THOMPSON: I really thought I was going for two weeks and I just took a little tiny camera and I thought well I'll take some shots of the destruction and come back and have a little fundraiser and get some money for them and we got there and we got there and there was just so much destruction it was so big, thousands upon thousands of miles that there weren't enough people helping and in our area there was... we ended up with 3,000 people running a refugee camp and we'd go back to the guest house and we'd come to the village and they'd just be waiting for us every day with no food, no water and and still hundreds of bodies on the ground so we just ended up staying, being in charge.
When I got back home after 14, 15 months and I had hundreds of hours of footage and I was still not quite sure what the story was because it could have been cut in so many different directions and over a period of 15 months, but I chose to go with the first five months and the key element being volunteerism and that everybody's needed because going through September 11 and tsunami like they just keep saying, I met so many people and they said you need a masters degree to get into this organisation and that and I'm like, "No, it doesn't take any skills to hand out water or give someone a hug." Everyone is needed that is the clear message.
HILL: After you came back from Sri Lanka you criticised the large international aid organisations do you still share those concerns?
THOMPSON: Yeah, I try not to point fingers and in the film we try not to do that. I try not to even say names but I know but I know exactly which ones are working and which aren't because the thing we notice in these disasters is it's just so much bureacracy you need to get in there, you need cash in your pockets you need to buy supplies and it needs to be able to work in a very simple way and sometimes the big organisations.
I mean they're really there to help and they're really trying but they're just stuck in bureacracy because we would go and build a toilet - they would have to go and write 20 emails back to their head offices and it would take them six months to get permission to build the toilet. Of course there's many advantages and disadvantages for the individual volunteer and the aid organisation and they're both equally needed
HILL: Our news services have been filled with the cyclone in Burma and the earthquake victims in China - it's quite poignant that your film has been singled out at Cannes.
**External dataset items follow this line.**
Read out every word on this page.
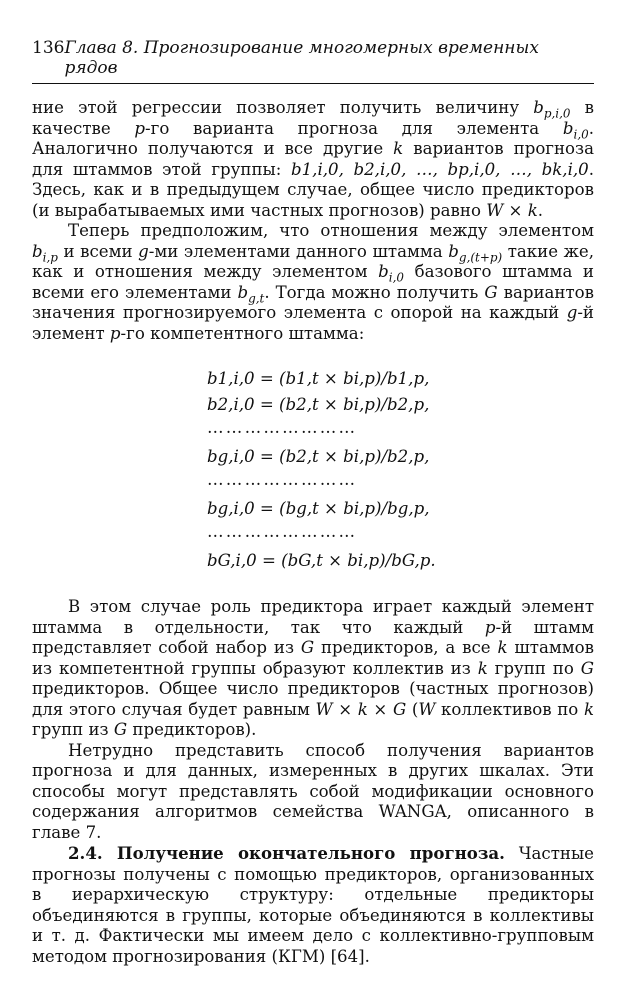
136 Глава 8. Прогнозирование многомерных временных рядов

ние этой регрессии позволяет получить величину $b_{p,i,0}$ в качестве p-го варианта прогноза для элемента $b_{i,0}$. Аналогично получаются и все другие k вариантов прогноза для штаммов этой группы: b1,i,0, b2,i,0, …, bp,i,0, …, bk,i,0. Здесь, как и в предыдущем случае, общее число предикторов (и вырабатываемых ими частных прогнозов) равно W × k.

Теперь предположим, что отношения между элементом $b_{i,p}$ и всеми g-ми элементами данного штамма $b_{g,(t+p)}$ такие же, как и отношения между элементом $b_{i,0}$ базового штамма и всеми его элементами $b_{g,t}$. Тогда можно получить G вариантов значения прогнозируемого элемента с опорой на каждый g-й элемент p-го компетентного штамма:

b1,i,0 = (b1,t × bi,p)/b1,p,
b2,i,0 = (b2,t × bi,p)/b2,p,
……………………
bg,i,0 = (b2,t × bi,p)/b2,p,
……………………
bg,i,0 = (bg,t × bi,p)/bg,p,
……………………
bG,i,0 = (bG,t × bi,p)/bG,p.

В этом случае роль предиктора играет каждый элемент штамма в отдельности, так что каждый p-й штамм представляет собой набор из G предикторов, а все k штаммов из компетентной группы образуют коллектив из k групп по G предикторов. Общее число предикторов (частных прогнозов) для этого случая будет равным W × k × G (W коллективов по k групп из G предикторов).

Нетрудно представить способ получения вариантов прогноза и для данных, измеренных в других шкалах. Эти способы могут представлять собой модификации основного содержания алгоритмов семейства WANGA, описанного в главе 7.

2.4. Получение окончательного прогноза. Частные прогнозы получены с помощью предикторов, организованных в иерархическую структуру: отдельные предикторы объединяются в группы, которые объединяются в коллективы и т. д. Фактически мы имеем дело с коллективно-групповым методом прогнозирования (КГМ) [64].
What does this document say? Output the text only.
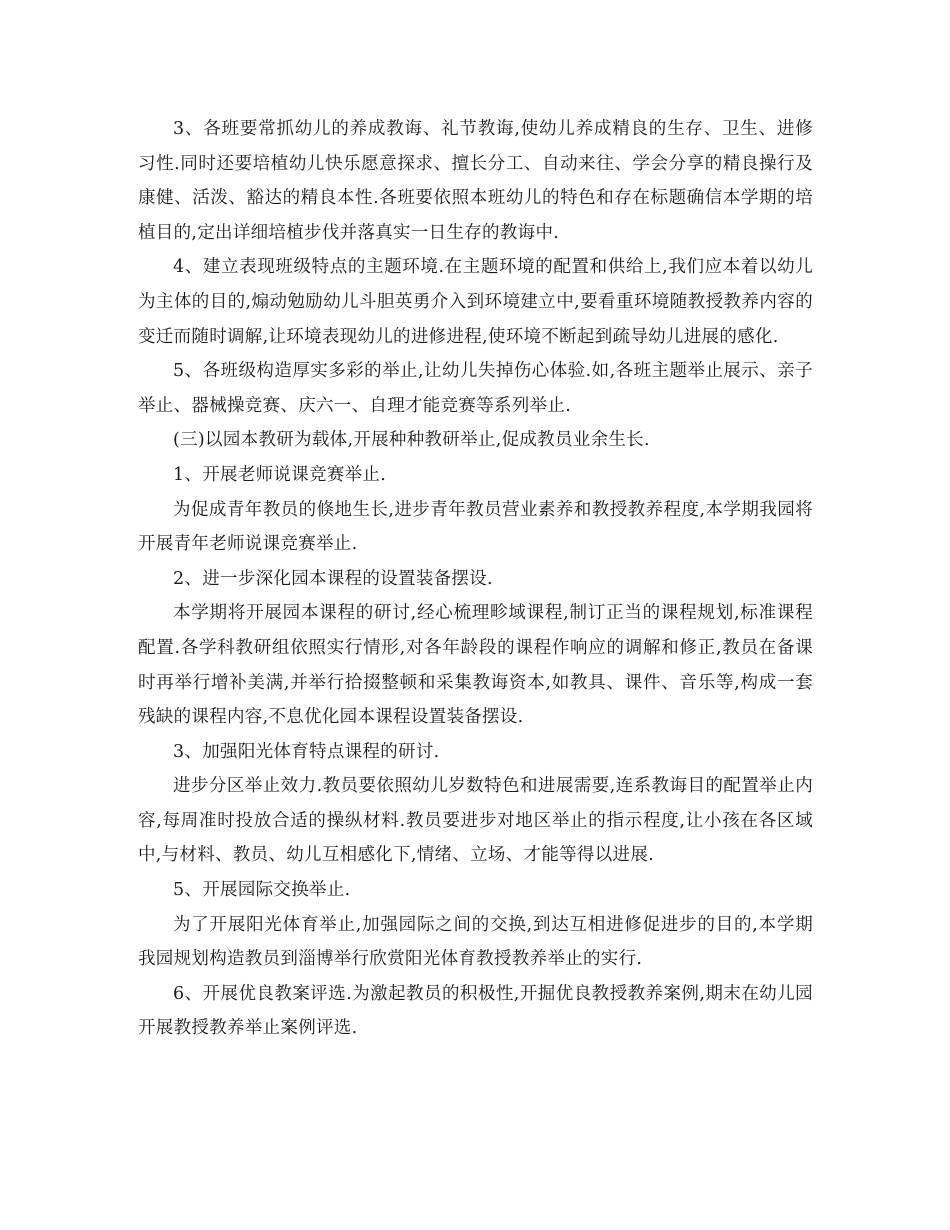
3、各班要常抓幼儿的养成教诲、礼节教诲,使幼儿养成精良的生存、卫生、进修习性.同时还要培植幼儿快乐愿意探求、擅长分工、自动来往、学会分享的精良操行及康健、活泼、豁达的精良本性.各班要依照本班幼儿的特色和存在标题确信本学期的培植目的,定出详细培植步伐并落真实一日生存的教诲中.

4、建立表现班级特点的主题环境.在主题环境的配置和供给上,我们应本着以幼儿为主体的目的,煽动勉励幼儿斗胆英勇介入到环境建立中,要看重环境随教授教养内容的变迁而随时调解,让环境表现幼儿的进修进程,使环境不断起到疏导幼儿进展的感化.

5、各班级构造厚实多彩的举止,让幼儿失掉伤心体验.如,各班主题举止展示、亲子举止、器械操竞赛、庆六一、自理才能竞赛等系列举止.

(三)以园本教研为载体,开展种种教研举止,促成教员业余生长.

1、开展老师说课竞赛举止.

为促成青年教员的倏地生长,进步青年教员营业素养和教授教养程度,本学期我园将开展青年老师说课竞赛举止.

2、进一步深化园本课程的设置装备摆设.

本学期将开展园本课程的研讨,经心梳理畛域课程,制订正当的课程规划,标准课程配置.各学科教研组依照实行情形,对各年龄段的课程作响应的调解和修正,教员在备课时再举行增补美满,并举行拾掇整顿和采集教诲资本,如教具、课件、音乐等,构成一套残缺的课程内容,不息优化园本课程设置装备摆设.

3、加强阳光体育特点课程的研讨.

进步分区举止效力.教员要依照幼儿岁数特色和进展需要,连系教诲目的配置举止内容,每周准时投放合适的操纵材料.教员要进步对地区举止的指示程度,让小孩在各区域中,与材料、教员、幼儿互相感化下,情绪、立场、才能等得以进展.

5、开展园际交换举止.

为了开展阳光体育举止,加强园际之间的交换,到达互相进修促进步的目的,本学期我园规划构造教员到淄博举行欣赏阳光体育教授教养举止的实行.

6、开展优良教案评选.为激起教员的积极性,开掘优良教授教养案例,期末在幼儿园开展教授教养举止案例评选.
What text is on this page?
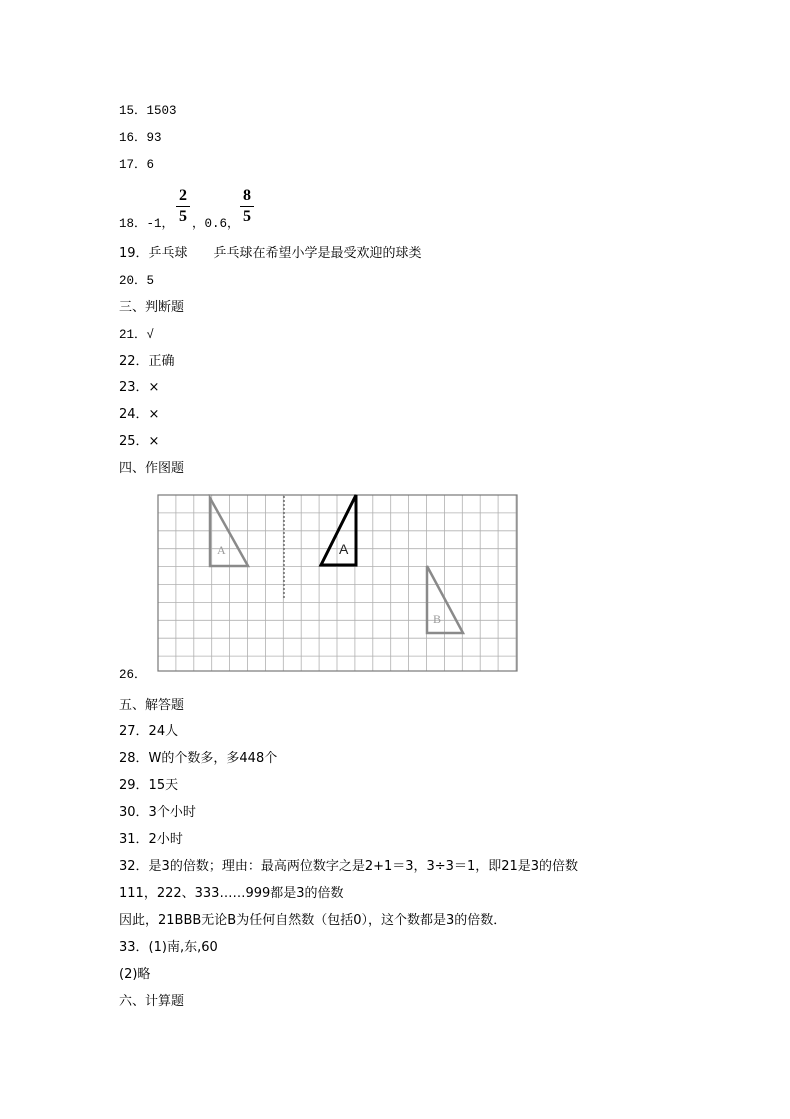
15．1503
16．93
17．6
18．-1，
2
5 ，0.6，
8
5
19．乒乓球　　乒乓球在希望小学是最受欢迎的球类
20．5
三、判断题
21．√
22．正确
23．×
24．×
25．×
四、作图题
A	A
B
26．
五、解答题
27．24人
28．W的个数多，多448个
29．15天
30．3个小时
31．2小时
32．是3的倍数；理由：最高两位数字之是2+1＝3，3÷3＝1，即21是3的倍数
111，222、333……999都是3的倍数
因此，21BBB无论B为任何自然数（包括0），这个数都是3的倍数．
33．(1)南,东,60
(2)略
六、计算题
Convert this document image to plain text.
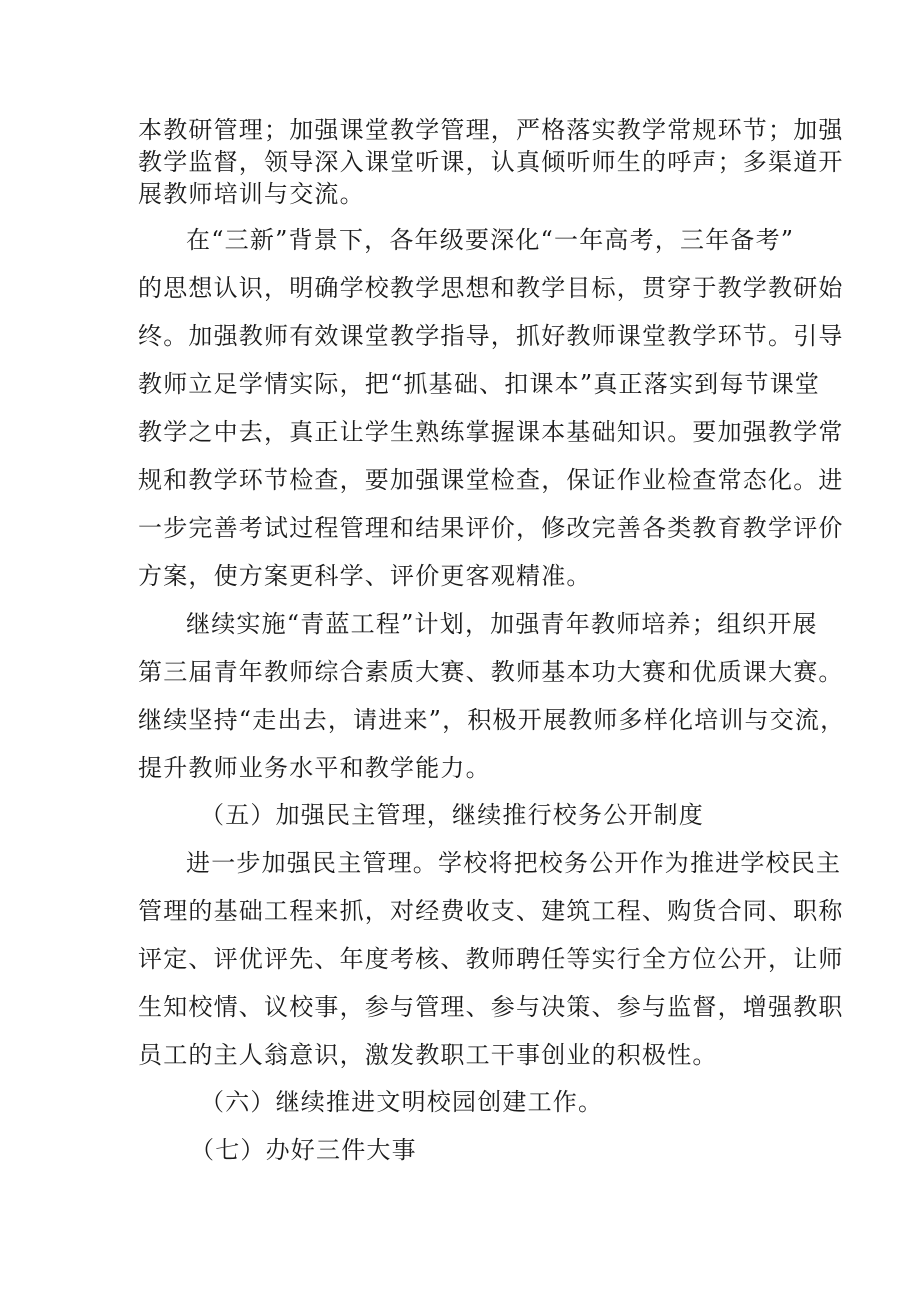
本教研管理；加强课堂教学管理，严格落实教学常规环节；加强
教学监督，领导深入课堂听课，认真倾听师生的呼声；多渠道开
展教师培训与交流。
在“三新”背景下，各年级要深化“一年高考，三年备考”
的思想认识，明确学校教学思想和教学目标，贯穿于教学教研始
终。加强教师有效课堂教学指导，抓好教师课堂教学环节。引导
教师立足学情实际，把“抓基础、扣课本”真正落实到每节课堂
教学之中去，真正让学生熟练掌握课本基础知识。要加强教学常
规和教学环节检查，要加强课堂检查，保证作业检查常态化。进
一步完善考试过程管理和结果评价，修改完善各类教育教学评价
方案，使方案更科学、评价更客观精准。
继续实施“青蓝工程”计划，加强青年教师培养；组织开展
第三届青年教师综合素质大赛、教师基本功大赛和优质课大赛。
继续坚持“走出去，请进来”，积极开展教师多样化培训与交流，
提升教师业务水平和教学能力。
（五）加强民主管理，继续推行校务公开制度
进一步加强民主管理。学校将把校务公开作为推进学校民主
管理的基础工程来抓，对经费收支、建筑工程、购货合同、职称
评定、评优评先、年度考核、教师聘任等实行全方位公开，让师
生知校情、议校事，参与管理、参与决策、参与监督，增强教职
员工的主人翁意识，激发教职工干事创业的积极性。
（六）继续推进文明校园创建工作。
（七）办好三件大事
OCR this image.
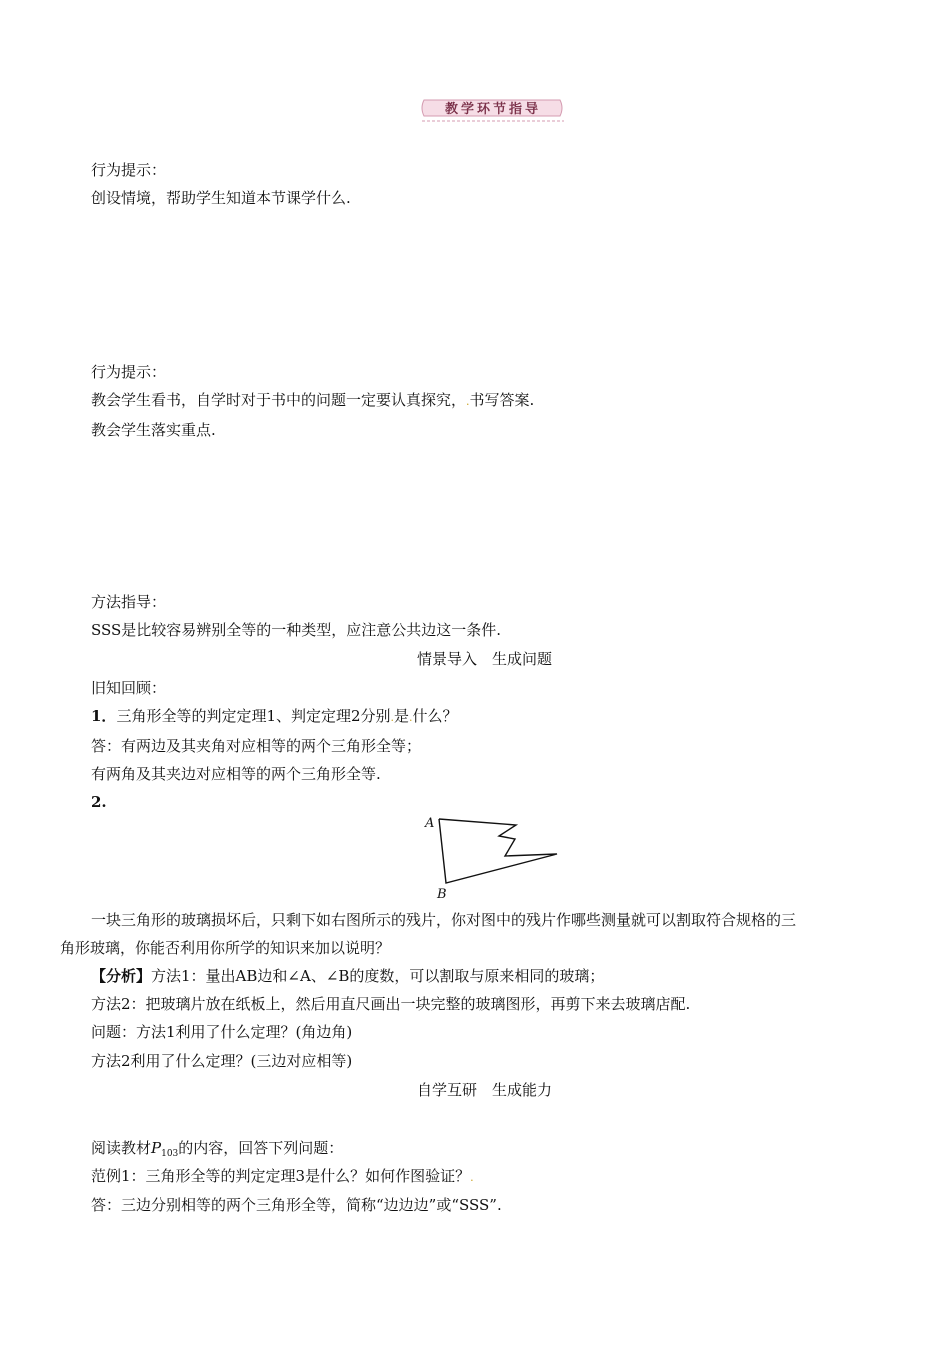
教学环节指导
行为提示：
创设情境，帮助学生知道本节课学什么.
行为提示：
教会学生看书，自学时对于书中的问题一定要认真探究，.书写答案.
教会学生落实重点.
方法指导：
SSS是比较容易辨别全等的一种类型，应注意公共边这一条件.
情景导入　生成问题
旧知回顾：
1．三角形全等的判定定理1、判定定理2分别.是.什么？
答：有两边及其夹角对应相等的两个三角形全等；
有两角及其夹边对应相等的两个三角形全等.
2.
A
B
一块三角形的玻璃损坏后，只剩下如右图所示的残片，你对图中的残片作哪些测量就可以割取符合规格的三
角形玻璃，你能否利用你所学的知识来加以说明？
【分析】方法1：量出AB边和∠A、∠B的度数，可以割取与原来相同的玻璃；
方法2：把玻璃片放在纸板上，然后用直尺画出一块完整的玻璃图形，再剪下来去玻璃店配.
问题：方法1利用了什么定理？(角边角)
方法2利用了什么定理？(三边对应相等)
自学互研　生成能力
阅读教材$P_{103}$的内容，回答下列问题：
范例1：三角形全等的判定定理3是什么？如何作图验证？.
答：三边分别相等的两个三角形全等，简称“边边边”或“SSS”.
THOMPSON: It's worrying me deep inside, I've been in Burma many times I have such a love for the people of Burma, so I was like 'Do I go there, or do I come here' and then I was like 'You know what, I need to have an international platform, I need to appeal to the journalists and say look we need to, you need to go back and tell this story, you can go back and do a story on some drunken actress at Cannes or whatever but there's responsibility for you guys to go and print it to the world adn to try and get some pressure on the junta to step aside and let the aid in.
HILL: Are there plans to go back to show the villagers of Peraliya your film?
THOMPSON: Well they don't have movie theatres in this village, I guess.
HILL: You built a toilet... surely you can build a movie theatre.
THOMPSON: Yeah we could do an outdoor screening or something like that. Definitely will. First it will start off in theatres in the US and we will go over there and have a screening, it just has to be the right timing because they're so traumatised this village, those 2,500 people and they're still very, very scared of tsunami and I just don't know what effect it would have on them.